Skip to content

Criminal record check trend draws privacy warning

Some info searches by employers tap PRIME police database

B.C. Privacy Commisioner Elizabeth Denham is warning both the provincial government and private sector employers are making too much use of criminal record checks.

She issued an investigation report recommending the province limit its use of checks, which are used to vet prospective employees and re-screen some existing staff.

"I'm concerned about the societal trend towards increased employment-related records checks without clear evidence as to their benefit in safeguarding the workplace," Denham said.

Record checks are important tools in hiring staff who will work with vulnerable adults or children or wield great spending or data-access powers, she said.

But in some cases, she said, government conducts ongoing or multiple criminal record checks on the same employee, adding that shouldn't happen without a justifiable reason.

Denham also wants the province to report publicly on its use of record checks.

B.C. Civil Liberties Association executive director David Eby said the problem is not just criminal record checks but broader police information checks that also pull in data recorded in the PRIME-BC police database.

Most of the B.C. population is in PRIME – often as witnesses, 911 callers or other contacts in a police investigation – and some are recorded as having had "adverse contact" with police.

That designation can spell rejection for a job applicant or prospective tenant who agrees to a request for a police information search, Eby said.

"It's completely at the discretion of the police and it's incredibly overused," Eby said of the "adverse contact" designation in the database.

The box can be checked for someone who was insistent on their rights in dealing with police, he said, or even in cases where someone attempts suicide and their family or friends call police.

"This database was never meant to be used to prevent people from getting apartments or job opportunities," Eby said. "But it's become a database for employers, landlords and schools. It's got this creeping functionality to it that needs to be reined in."

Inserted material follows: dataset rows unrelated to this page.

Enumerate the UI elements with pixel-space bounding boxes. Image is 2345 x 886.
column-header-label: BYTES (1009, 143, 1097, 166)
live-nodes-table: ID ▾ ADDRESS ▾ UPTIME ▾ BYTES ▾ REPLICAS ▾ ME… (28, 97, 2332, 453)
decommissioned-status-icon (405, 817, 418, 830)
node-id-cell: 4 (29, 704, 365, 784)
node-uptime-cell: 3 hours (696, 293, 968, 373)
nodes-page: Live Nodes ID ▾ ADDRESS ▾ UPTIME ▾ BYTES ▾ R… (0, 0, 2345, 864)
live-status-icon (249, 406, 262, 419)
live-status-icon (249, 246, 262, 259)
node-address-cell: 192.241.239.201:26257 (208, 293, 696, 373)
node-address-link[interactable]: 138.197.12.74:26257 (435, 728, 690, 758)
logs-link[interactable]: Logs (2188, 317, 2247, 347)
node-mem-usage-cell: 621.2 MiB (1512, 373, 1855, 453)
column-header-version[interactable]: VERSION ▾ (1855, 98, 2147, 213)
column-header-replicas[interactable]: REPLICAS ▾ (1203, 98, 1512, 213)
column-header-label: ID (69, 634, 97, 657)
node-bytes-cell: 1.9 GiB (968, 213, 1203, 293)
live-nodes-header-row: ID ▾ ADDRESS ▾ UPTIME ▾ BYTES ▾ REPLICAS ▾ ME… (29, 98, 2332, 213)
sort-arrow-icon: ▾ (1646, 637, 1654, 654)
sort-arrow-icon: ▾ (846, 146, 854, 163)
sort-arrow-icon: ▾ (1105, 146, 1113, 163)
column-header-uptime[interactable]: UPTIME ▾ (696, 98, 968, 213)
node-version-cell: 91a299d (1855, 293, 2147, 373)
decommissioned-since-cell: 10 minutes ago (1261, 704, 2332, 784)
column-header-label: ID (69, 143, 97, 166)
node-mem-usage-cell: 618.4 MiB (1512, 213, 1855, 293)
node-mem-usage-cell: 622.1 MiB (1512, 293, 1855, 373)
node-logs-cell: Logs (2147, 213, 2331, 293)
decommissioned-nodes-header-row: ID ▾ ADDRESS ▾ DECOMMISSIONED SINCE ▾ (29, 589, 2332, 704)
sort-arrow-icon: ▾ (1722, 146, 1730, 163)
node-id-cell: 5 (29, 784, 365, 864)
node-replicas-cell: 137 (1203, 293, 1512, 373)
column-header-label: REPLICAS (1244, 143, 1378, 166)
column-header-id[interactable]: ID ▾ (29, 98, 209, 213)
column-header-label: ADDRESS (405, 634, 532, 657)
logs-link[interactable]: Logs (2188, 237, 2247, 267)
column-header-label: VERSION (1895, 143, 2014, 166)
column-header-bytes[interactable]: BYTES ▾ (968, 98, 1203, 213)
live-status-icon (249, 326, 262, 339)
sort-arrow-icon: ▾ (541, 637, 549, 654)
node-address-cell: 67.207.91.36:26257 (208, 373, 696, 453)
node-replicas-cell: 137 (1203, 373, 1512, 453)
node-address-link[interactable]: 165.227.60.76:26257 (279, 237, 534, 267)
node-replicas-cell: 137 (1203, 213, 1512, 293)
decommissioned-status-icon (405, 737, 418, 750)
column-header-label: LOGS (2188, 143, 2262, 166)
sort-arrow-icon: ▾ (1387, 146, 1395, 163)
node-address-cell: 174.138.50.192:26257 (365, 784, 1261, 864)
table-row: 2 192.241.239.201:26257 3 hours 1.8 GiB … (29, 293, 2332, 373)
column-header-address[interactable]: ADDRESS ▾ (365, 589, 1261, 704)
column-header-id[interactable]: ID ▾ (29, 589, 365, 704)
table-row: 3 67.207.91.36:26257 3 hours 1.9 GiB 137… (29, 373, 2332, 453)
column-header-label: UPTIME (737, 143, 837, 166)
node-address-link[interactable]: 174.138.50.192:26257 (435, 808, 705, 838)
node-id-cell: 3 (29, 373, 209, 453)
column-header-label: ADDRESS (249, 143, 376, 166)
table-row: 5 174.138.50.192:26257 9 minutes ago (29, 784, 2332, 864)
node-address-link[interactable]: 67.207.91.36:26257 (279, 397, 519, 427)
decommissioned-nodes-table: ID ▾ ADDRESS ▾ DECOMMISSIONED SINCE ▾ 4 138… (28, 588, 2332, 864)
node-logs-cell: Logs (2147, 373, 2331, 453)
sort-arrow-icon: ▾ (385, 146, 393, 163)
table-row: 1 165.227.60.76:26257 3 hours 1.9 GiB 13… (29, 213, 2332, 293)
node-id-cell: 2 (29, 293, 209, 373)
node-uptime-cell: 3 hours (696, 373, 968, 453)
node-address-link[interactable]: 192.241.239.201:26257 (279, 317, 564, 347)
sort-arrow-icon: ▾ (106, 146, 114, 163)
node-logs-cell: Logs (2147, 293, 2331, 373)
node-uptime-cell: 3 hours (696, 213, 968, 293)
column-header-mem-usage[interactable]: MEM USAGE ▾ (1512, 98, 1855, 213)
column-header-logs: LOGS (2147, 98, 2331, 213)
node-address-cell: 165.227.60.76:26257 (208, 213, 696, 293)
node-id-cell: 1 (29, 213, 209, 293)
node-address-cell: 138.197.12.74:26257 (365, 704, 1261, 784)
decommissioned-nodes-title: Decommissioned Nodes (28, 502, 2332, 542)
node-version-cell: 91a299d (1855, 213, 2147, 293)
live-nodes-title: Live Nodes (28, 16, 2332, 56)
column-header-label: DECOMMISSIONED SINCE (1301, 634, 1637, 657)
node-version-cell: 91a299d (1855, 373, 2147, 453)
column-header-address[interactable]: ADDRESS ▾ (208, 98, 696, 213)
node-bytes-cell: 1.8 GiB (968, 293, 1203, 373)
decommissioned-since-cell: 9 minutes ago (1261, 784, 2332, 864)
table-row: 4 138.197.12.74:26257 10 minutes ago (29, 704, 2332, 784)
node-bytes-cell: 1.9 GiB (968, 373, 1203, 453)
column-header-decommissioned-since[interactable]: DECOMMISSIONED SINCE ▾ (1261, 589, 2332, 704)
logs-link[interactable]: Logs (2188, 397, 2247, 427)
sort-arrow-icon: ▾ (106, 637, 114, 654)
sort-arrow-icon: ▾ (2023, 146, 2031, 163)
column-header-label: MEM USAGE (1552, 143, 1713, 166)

The over-reliance on checks is also unfortunate in cases where people who do have a criminal past are now trying to change their path, he added.

"Often people have stopped using drugs and are trying to clean up their lives and get back to work," he said. "They're being frustrated by this."

Denham's report said adverse contact designations are not court-tested and the use of police information checks by employers is much more privacy invasive and difficult to justify in comparison to criminal record checks.

She recommended B.C. public agencies not use police information checks.